Bernoulli Had It All Wrong
Yes, when I was a kid, the first explanation I read for lift used exactly the “straw man” explanation: the camber of the wing means the air going over the top has to take a longer path, so it has to move faster, and then Bernoulli says the pressure drops and holds the wing up. In fact, some versions of the “explanation” went so far as to say that since the bottom of most wings is fairly flat, the pressure there didn’t change much, so “most” of the lift was from the “top of the wing”. This “explanation” was bunk. But, Bernoulli was entirely right. Starting with the Newtonian explanation, we observe that the wing does, in fact, deflect air downward. Now, for the air to be deflected downward as it passes the wing, the pressure above the wing has to be lower than atmospheric pressure, so that air going over the top is deflected downward, toward the lower pressure. And, below the wing, the pressure has to be higher than atmospheric pressure, so that air going below the wing is deflected downward, away from the higher pressure. But, this means the pressure above the wing (lower than atmospheric) is lower than the pressure below the wing (higher than atmospheric), so air approaching the space above the wing will accelerate toward it, while air approaching the space below the wing will slow down – exactly consistent with Bernoulli’s rules. And, the velocity difference is often much bigger than could be explained by the wing camber. Everyone is right, and everyone gets a medal – like Physics Theory Self Esteem Week!

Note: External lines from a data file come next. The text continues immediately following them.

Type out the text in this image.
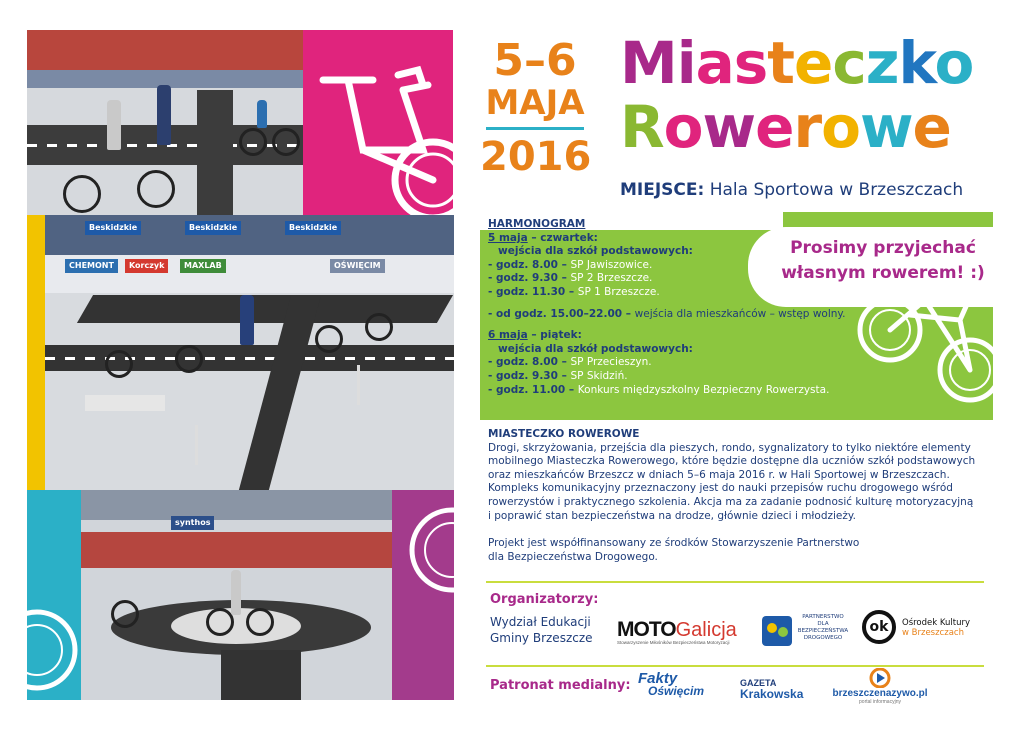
Beskidzkie	Beskidzkie	Beskidzkie
CHEMONT	Korczyk	MAXLAB	OŚWIĘCIM
synthos
5–6
MAJA
2016
Miasteczko
Rowerowe
MIEJSCE: Hala Sportowa w Brzeszczach
Prosimy przyjechać
własnym rowerem! :)
HARMONOGRAM
5 maja – czwartek:
wejścia dla szkół podstawowych:
- godz. 8.00 – SP Jawiszowice.
- godz. 9.30 – SP 2 Brzeszcze.
- godz. 11.30 – SP 1 Brzeszcze.
- od godz. 15.00–22.00 – wejścia dla mieszkańców – wstęp wolny.
6 maja – piątek:
wejścia dla szkół podstawowych:
- godz. 8.00 – SP Przecieszyn.
- godz. 9.30 – SP Skidziń.
- godz. 11.00 – Konkurs międzyszkolny Bezpieczny Rowerzysta.
MIASTECZKO ROWEROWE
Drogi, skrzyżowania, przejścia dla pieszych, rondo, sygnalizatory to tylko niektóre elementy
mobilnego Miasteczka Rowerowego, które będzie dostępne dla uczniów szkół podstawowych
oraz mieszkańców Brzeszcz w dniach 5–6 maja 2016 r. w Hali Sportowej w Brzeszczach.
Kompleks komunikacyjny przeznaczony jest do nauki przepisów ruchu drogowego wśród
rowerzystów i praktycznego szkolenia. Akcja ma za zadanie podnosić kulturę motoryzacyjną
i poprawić stan bezpieczeństwa na drodze, głównie dzieci i młodzieży.
Projekt jest współfinansowany ze środków Stowarzyszenie Partnerstwo
dla Bezpieczeństwa Drogowego.
Organizatorzy:
Wydział Edukacji
Gminy Brzeszcze MOTOGalicja
Stowarzyszenie Miłośników Bezpieczeństwa Motoryzacji
PARTNERSTWO
DLA
BEZPIECZEŃSTWA
DROGOWEGO
ok	Ośrodek Kultury
w Brzeszczach
Patronat medialny: Fakty
Oświęcim
GAZETA
Krakowska	brzeszczenazywo.pl
portal informacyjny
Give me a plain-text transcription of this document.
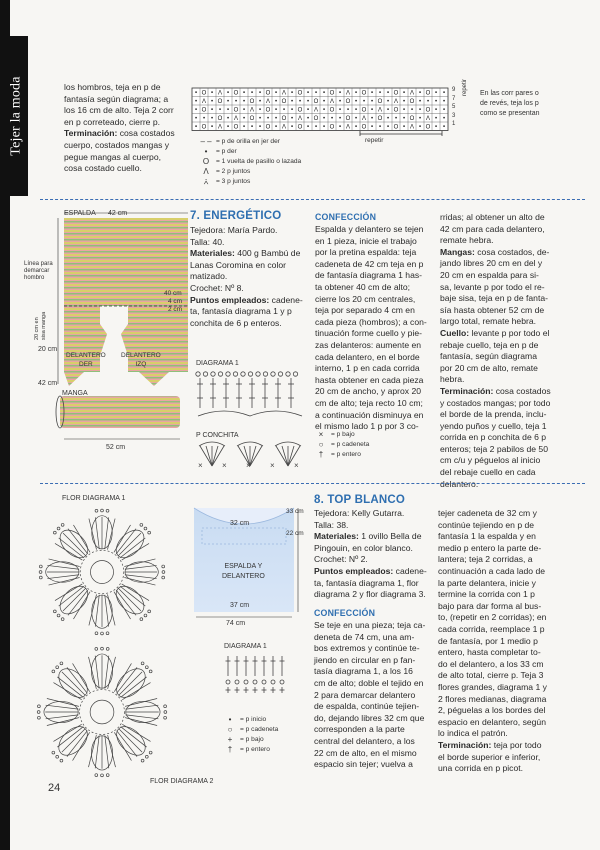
Tejer la moda	los hombros, teja en p de
fantasía según diagrama; a
los 16 cm de alto. Teja 2 corr
en p correteado, cierre p.
Terminación: cosa costados
cuerpo, costados mangas y
pegue mangas al cuerpo,
cosa costado cuello.
• O • Λ • O • • • O • Λ • O • • • O • Λ • O • • • O • Λ • O • •
• Λ • O • • • O • Λ • O • • • O • Λ • O • • • O • Λ • O • • • •
• O • • • O • Λ • O • • • O • Λ • O • • • O • Λ • O • • • O • •
• • • O • Λ • O • • • O • Λ • O • • • O • Λ • O • • • O • Λ • •
• O • Λ • O • • • O • Λ • O • • • O • Λ • O • • • O • Λ • O • •
repetir
9
7
5
3
1
repetir En las corr pares o
de revés, teja los p
como se presentan
– – = p de orilla en jer der
•	= p der
O	= 1 vuelta de pasillo o lazada
Λ	= 2 p juntos
⩑	= 3 p juntos
ESPALDA 42 cm
Línea para
demarcar
hombro
40 cm
4 cm
2 cm
20 cm en sisa manga
20 cm
42 cm
DELANTERO
DER
DELANTERO
IZQ
MANGA
52 cm
7. ENERGÉTICO
Tejedora: María Pardo.
Talla: 40.
Materiales: 400 g Bambú de
Lanas Coromina en color
matizado.
Crochet: Nº 8.
Puntos empleados: cadene-
ta, fantasía diagrama 1 y p
conchita de 6 p enteros.
DIAGRAMA 1
P CONCHITA
× × × × ×
CONFECCIÓN
Espalda y delantero se tejen
en 1 pieza, inicie el trabajo
por la pretina espalda: teja
cadeneta de 42 cm teja en p
de fantasía diagrama 1 has-
ta obtener 40 cm de alto;
cierre los 20 cm centrales,
teja por separado 4 cm en
cada pieza (hombros); a con-
tinuación forme cuello y pie-
zas delanteros: aumente en
cada delantero, en el borde
interno, 1 p en cada corrida
hasta obtener en cada pieza
20 cm de ancho, y aprox 20
cm de alto; teja recto 10 cm;
a continuación disminuya en
el mismo lado 1 p por 3 co-
×	= p bajo
○	= p cadeneta
†	= p entero
rridas; al obtener un alto de
42 cm para cada delantero,
remate hebra.
Mangas: cosa costados, de-
jando libres 20 cm en del y
20 cm en espalda para si-
sa, levante p por todo el re-
baje sisa, teja en p de fanta-
sía hasta obtener 52 cm de
largo total, remate hebra.
Cuello: levante p por todo el
rebaje cuello, teja en p de
fantasía, según diagrama
por 20 cm de alto, remate
hebra.
Terminación: cosa costados
y costados mangas; por todo
el borde de la prenda, inclu-
yendo puños y cuello, teja 1
corrida en p conchita de 6 p
enteros; teja 2 pabilos de 50
cm c/u y péguelos al inicio
del rebaje cuello en cada
delantero.
FLOR DIAGRAMA 1
FLOR DIAGRAMA 2
24
32 cm
33 cm
22 cm
ESPALDA Y
DELANTERO
37 cm
74 cm
DIAGRAMA 1
•	= p inicio
○	= p cadeneta
+	= p bajo
†	= p entero
8. TOP BLANCO
Tejedora: Kelly Gutarra.
Talla: 38.
Materiales: 1 ovillo Bella de
Pingouin, en color blanco.
Crochet: Nº 2.
Puntos empleados: cadene-
ta, fantasía diagrama 1, flor
diagrama 2 y flor diagrama 3.
CONFECCIÓN
Se teje en una pieza; teja ca-
deneta de 74 cm, una am-
bos extremos y continúe te-
jiendo en circular en p fan-
tasía diagrama 1, a los 16
cm de alto; doble el tejido en
2 para demarcar delantero
de espalda, continúe tejien-
do, dejando libres 32 cm que
corresponden a la parte
central del delantero, a los
22 cm de alto, en el mismo
espacio sin tejer; vuelva a
tejer cadeneta de 32 cm y
continúe tejiendo en p de
fantasía 1 la espalda y en
medio p entero la parte de-
lantera; teja 2 corridas, a
continuación a cada lado de
la parte delantera, inicie y
termine la corrida con 1 p
bajo para dar forma al bus-
to, (repetir en 2 corridas); en
cada corrida, reemplace 1 p
de fantasía, por 1 medio p
entero, hasta completar to-
do el delantero, a los 33 cm
de alto total, cierre p. Teja 3
flores grandes, diagrama 1 y
2 flores medianas, diagrama
2, péguelas a los bordes del
espacio en delantero, según
lo indica el patrón.
Terminación: teja por todo
el borde superior e inferior,
una corrida en p picot.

Water. Boats. Wakes. Air. Wings. Wakes. If, through forward motion through the fluid, you evacuate a fraction of the air that occupies the space ABOVE a wing (as occurs with any POSITIVE angle of attack, right out to 90 degrees), the evacuated (“wake”) area will exhibit a lower pressure than exists elsewhere locally – as in the space BELOW the wing, for example. Higher pressure below; lower pressure above; wing in between. In which direction will the wing want to migrate? “Lift.” Satisfies most pilots; works for all airfoil cross-sections. Compatible with drag, acceleration/stagnation, laminar-flow/separation, Coanda, etc. This reminds me of the sections that I taught at a local community college, where the most common question was: “why should we care?” The dominant attitude was: “I don’t need to know how an automobile engine works, in order to drive a car. Why should I NEED to know how an airplane engine works, in order to fly a plane?” Good question.